Some have argued that the Court’s pronouncements on viability are problematic for SB1, given that unborn children can experience pain at 20 weeks of development–just shy of viability (at least until medical technology improves). A three-judge panel of the US Court of Appeals for the Ninth Circuit–the most aggressively activist and most frequently (by far) overruled federal court in the country–adopted this position earlier this year when reviewing an abortion law in Arizona (Isaacson v. Horne).

But this view is mistaken. The facts about fetal pain offer profound new insights “into the independent existence of a second life,” providing compelling grounds “in reason and fairness” to extend the protection of the law to this class of human beings.
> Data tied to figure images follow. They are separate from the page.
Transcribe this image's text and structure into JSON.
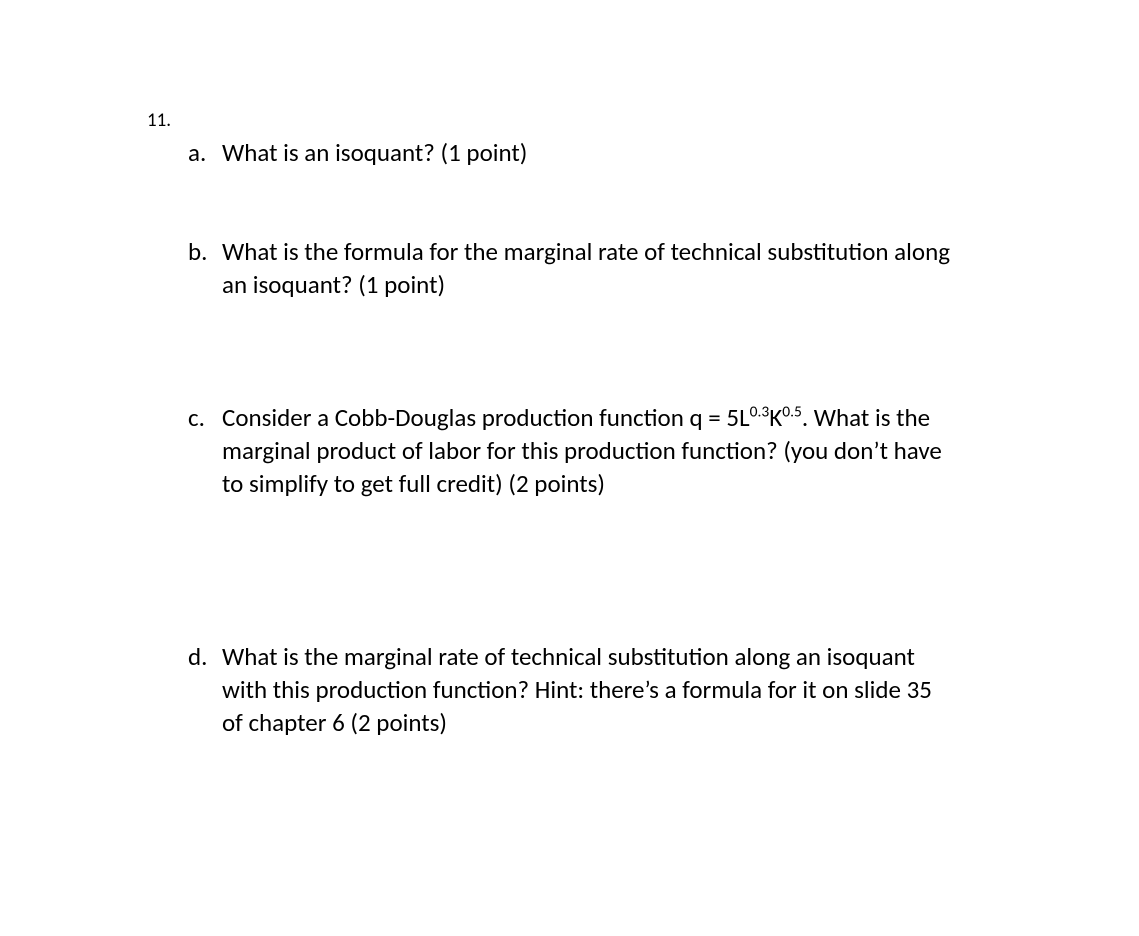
{
  "question_number": "11.",
  "items": [
    {
      "letter": "a.",
      "text": "What is an isoquant? (1 point)"
    },
    {
      "letter": "b.",
      "text": "What is the formula for the marginal rate of technical substitution along an isoquant?  (1 point)"
    },
    {
      "letter": "c.",
      "pre": "Consider a Cobb-Douglas production function q = 5L",
      "sup1": "0.3",
      "mid": "K",
      "sup2": "0.5",
      "post": ". What is the marginal product of labor for this production function? (you don’t have to simplify to get full credit) (2 points)"
    },
    {
      "letter": "d.",
      "text": "What is the marginal rate of technical substitution along an isoquant with this production function? Hint: there’s a formula for it on slide 35 of chapter 6 (2 points)"
    }
  ]
}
Fetal viability is not talismanic or mystical in its import to a bare majority of Justices–it was used merely as a proxy for the state’s interest in the life of the unborn child.

The capacity to experience pain is a new, separate, and independent proxy that serves the same ends. Indeed, it is a far more powerful and coherent justification for the modest limits of SB1 than the vexed (and under-theorized) notion of viability. When the Court eventually confronts this new rationale of fetal pain as a matter of first impression, it is quite likely that a majority of Justices will regard it as compelling and sufficient grounds to uphold laws such as SB1.

Moreover, SB1 would pass constitutional muster under current Supreme Court precedents because its restrictions (especially in light of the novel weighty interests animating them) do not even amount to a “substantial obstacle in the path of a woman seeking an abortion before the fetus attains viability.” It does not ban all abortions of unborn children 20 weeks or older. The law contains robust exceptions for the mother’s life and health, as well as when a fetal abnormality is detected. Women whose lives or health are not threatened by a pregnancy (and those whose unborn child does not suffer from an abnormality), have nearly five months to choose an abortion before SB1 imposes any limitation on their decisions.

In summary, the Constitution does not prevent Texas from taking this very modest step to protect unborn children. There are no Supreme Court precedents that grapple with the unique features of SB1, and the powerful, novel state interest in which the bill is grounded. Relevant precedent suggests that a majority of the Court would treat the new state interest in protecting the lives of unborn children capable of experiencing pain as sufficient to justify the new law.

Finally, given the import of his role as a swing Justice, it bears concluding with a brief speculative comment on how Anthony Kennedy might evaluate SB1. Despite his apparent unwillingness to overturn what he takes to be the “central holding of Roe v. Wade,” Justice Kennedy has affirmed every state and federal limit on abortion that he has ever considered, save one (a Pennsylvania law requiring spousal notification). Given his empathy for the vulnerable and his demonstrated willingness to give states latitude to act in defense of the unborn, it is highly likely that he would be satisfied that the state’s interest here justifies basic legal protections for unborn children who are able to feel pain.

O. Carter Snead, a fellow of the Ethics and Public Policy Center, is the William P. and Hazel B. White Director of the Center for Ethics and Culture, and Professor of Law at the University of Notre Dame.